Le ambizioni dichiarate e le politiche coercitive della Repubblica popolare cinese (Rpc) sfidano i nostri interessi, la nostra sicurezza e i nostri valori. La Rpc utilizza un’ampia gamma di strumenti politici, economici e militari per aumentare la sua influenza globale e proiezione di potenza, pur rimanendo opaca sulla sua strategia, intenzioni e crescita militare. Le operazioni ibride e informatiche dannose della Rpc, la sua retorica conflittuale e la disinformazione prendono di mira gli alleati e danneggiano la sicurezza dell’Alleanza. La Rpc cerca di controllare settori tecnologici e industriali chiave, infrastrutture critiche, materiali strategici e catene di approvvigionamento. Usa lo strumento dell’economia per creare dipendenze strategiche e aumentare la sua influenza. Si sforza di sovvertire l’ordine internazionale basato su regole, anche in ambito spaziale, cibernetico e marittimo. L’approfondimento della partnership strategica tra la Repubblica popolare cinese e la Federazione russa e i loro tentativi che si rafforzano a vicenda per minare l’ordine internazionale basato sulle regole sono contrari ai nostri valori e interessi.

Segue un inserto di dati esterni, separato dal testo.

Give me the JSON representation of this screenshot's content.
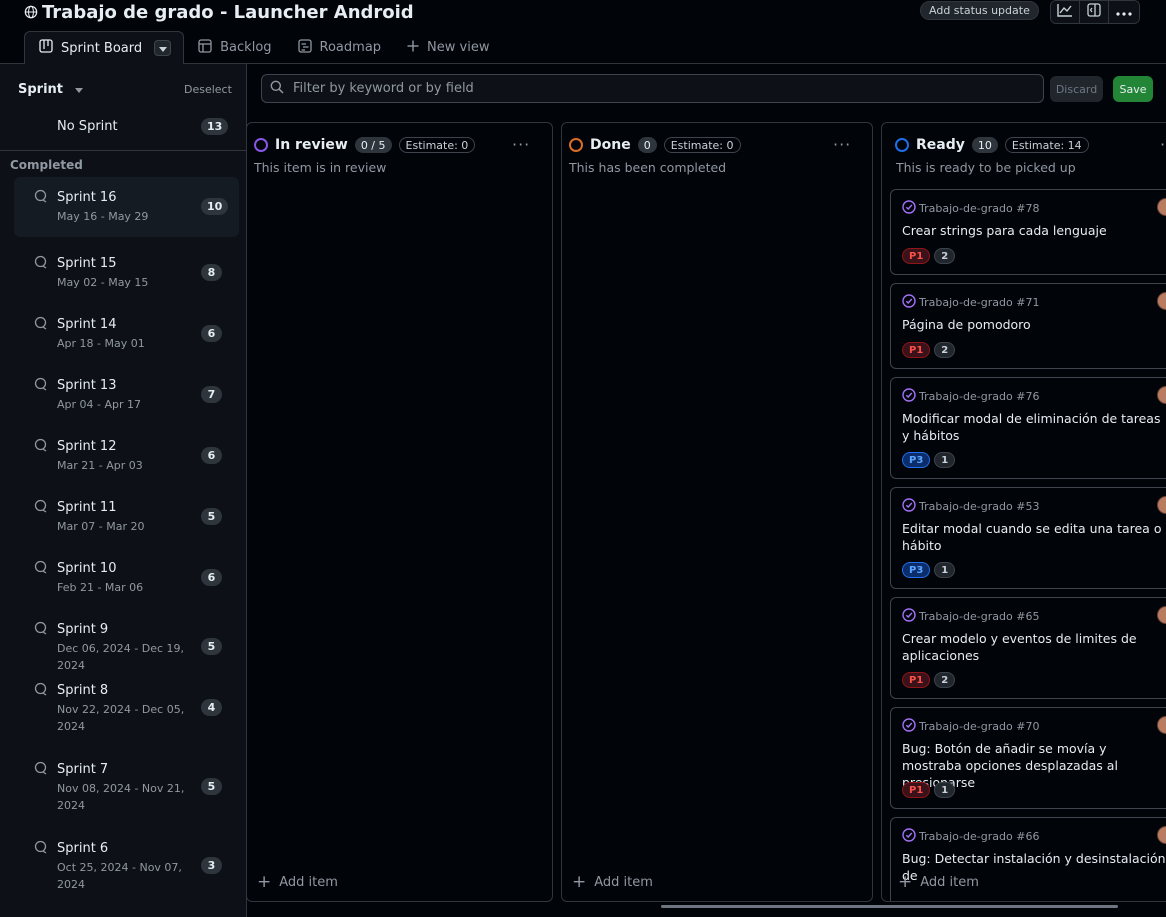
{
  "page": {
    "title": "Trabajo de grado - Launcher Android"
  },
  "header": {
    "status_button": "Add status update",
    "toolbar_icons": [
      "insights-icon",
      "panel-layout-icon",
      "kebab-icon"
    ]
  },
  "tabs": [
    {
      "label": "Sprint Board",
      "icon": "board-icon",
      "active": true
    },
    {
      "label": "Backlog",
      "icon": "table-icon"
    },
    {
      "label": "Roadmap",
      "icon": "roadmap-icon"
    },
    {
      "label": "New view",
      "icon": "plus-icon"
    }
  ],
  "sidebar": {
    "group_label": "Sprint",
    "deselect_label": "Deselect",
    "no_sprint": {
      "label": "No Sprint",
      "count": "13"
    },
    "completed_label": "Completed",
    "sprints": [
      {
        "name": "Sprint 16",
        "dates": "May 16 - May 29",
        "count": "10",
        "selected": true
      },
      {
        "name": "Sprint 15",
        "dates": "May 02 - May 15",
        "count": "8"
      },
      {
        "name": "Sprint 14",
        "dates": "Apr 18 - May 01",
        "count": "6"
      },
      {
        "name": "Sprint 13",
        "dates": "Apr 04 - Apr 17",
        "count": "7"
      },
      {
        "name": "Sprint 12",
        "dates": "Mar 21 - Apr 03",
        "count": "6"
      },
      {
        "name": "Sprint 11",
        "dates": "Mar 07 - Mar 20",
        "count": "5"
      },
      {
        "name": "Sprint 10",
        "dates": "Feb 21 - Mar 06",
        "count": "6"
      },
      {
        "name": "Sprint 9",
        "dates": "Dec 06, 2024 - Dec 19, 2024",
        "count": "5"
      },
      {
        "name": "Sprint 8",
        "dates": "Nov 22, 2024 - Dec 05, 2024",
        "count": "4"
      },
      {
        "name": "Sprint 7",
        "dates": "Nov 08, 2024 - Nov 21, 2024",
        "count": "5"
      },
      {
        "name": "Sprint 6",
        "dates": "Oct 25, 2024 - Nov 07, 2024",
        "count": "3"
      }
    ]
  },
  "filter": {
    "placeholder": "Filter by keyword or by field",
    "discard_label": "Discard",
    "save_label": "Save"
  },
  "columns": [
    {
      "name": "In review",
      "count": "0 / 5",
      "estimate": "Estimate: 0",
      "description": "This item is in review",
      "dot_color": "#8957e5"
    },
    {
      "name": "Done",
      "count": "0",
      "estimate": "Estimate: 0",
      "description": "This has been completed",
      "dot_color": "#db6d28"
    },
    {
      "name": "Ready",
      "count": "10",
      "estimate": "Estimate: 14",
      "description": "This is ready to be picked up",
      "dot_color": "#1f6feb"
    }
  ],
  "add_item_label": "Add item",
  "cards": [
    {
      "ref": "Trabajo-de-grado #78",
      "title": "Crear strings para cada lenguaje",
      "priority": "P1",
      "estimate": "2"
    },
    {
      "ref": "Trabajo-de-grado #71",
      "title": "Página de pomodoro",
      "priority": "P1",
      "estimate": "2"
    },
    {
      "ref": "Trabajo-de-grado #76",
      "title": "Modificar modal de eliminación de tareas y hábitos",
      "priority": "P3",
      "estimate": "1"
    },
    {
      "ref": "Trabajo-de-grado #53",
      "title": "Editar modal cuando se edita una tarea o hábito",
      "priority": "P3",
      "estimate": "1"
    },
    {
      "ref": "Trabajo-de-grado #65",
      "title": "Crear modelo y eventos de limites de aplicaciones",
      "priority": "P1",
      "estimate": "2"
    },
    {
      "ref": "Trabajo-de-grado #70",
      "title": "Bug: Botón de añadir se movía y mostraba opciones desplazadas al presionarse",
      "priority": "P1",
      "estimate": "1"
    },
    {
      "ref": "Trabajo-de-grado #66",
      "title": "Bug: Detectar instalación y desinstalación de"
    }
  ]
}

Dunque la Cina rappresenta una “sfida” per la Nato, dopo essere stata bollata come “rivale strategico” e “potenza revisionista” nella strategia di sicurezza nazionale di Trump nel 2017; definita “rivale sistemico” dalla Commissione europea nel 2019; dopo che «il partito comunista cinese è diventato più repressivo in patria e più aggressivo all’estero» secondo l’approccio dell’amministrazione Biden alla Cina pubblicato il 26 maggio scorso; mentre il comunicato dell’ultimo vertice del G7 in Germania (26-28 giugno) ha attaccato la Cina su più fronti.

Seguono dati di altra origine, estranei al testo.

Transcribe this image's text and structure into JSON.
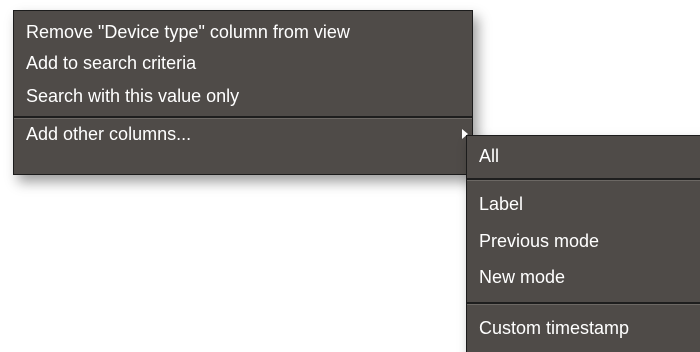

La storia si è messa a correre molto rapidamente, forse più della nostra capacità d’interpretarla, tanto che non abbiamo ancora trovato una definizione migliore di “nuova Guerra fredda” per una contrapposizione post-ideologica che ha poco in comune con quella tra Stati Uniti e Unione sovietica. Sta di fatto che la Cina e l’occidente, ormai da qualche tempo, non dialogano più, ma si accusano reciprocamente e pericolosamente.

Pechino guarda con particolare attenzione alle mosse del Giappone e della Corea del sud, che hanno partecipato al summit spagnolo assieme ad Australia e Nuova Zelanda, come “paesi partner”. Seoul sarebbe pronta a istituire un ufficio presso la Nato a Bruxelles e a iniziare un nuovo programma di cooperazione con l’Alleanza. Mentre il premier nipponico, Fumio Kishida, ha invitato a formare un fronte unito per evitare che altri paesi «traggano lezioni sbagliate» dalla crisi ucraina.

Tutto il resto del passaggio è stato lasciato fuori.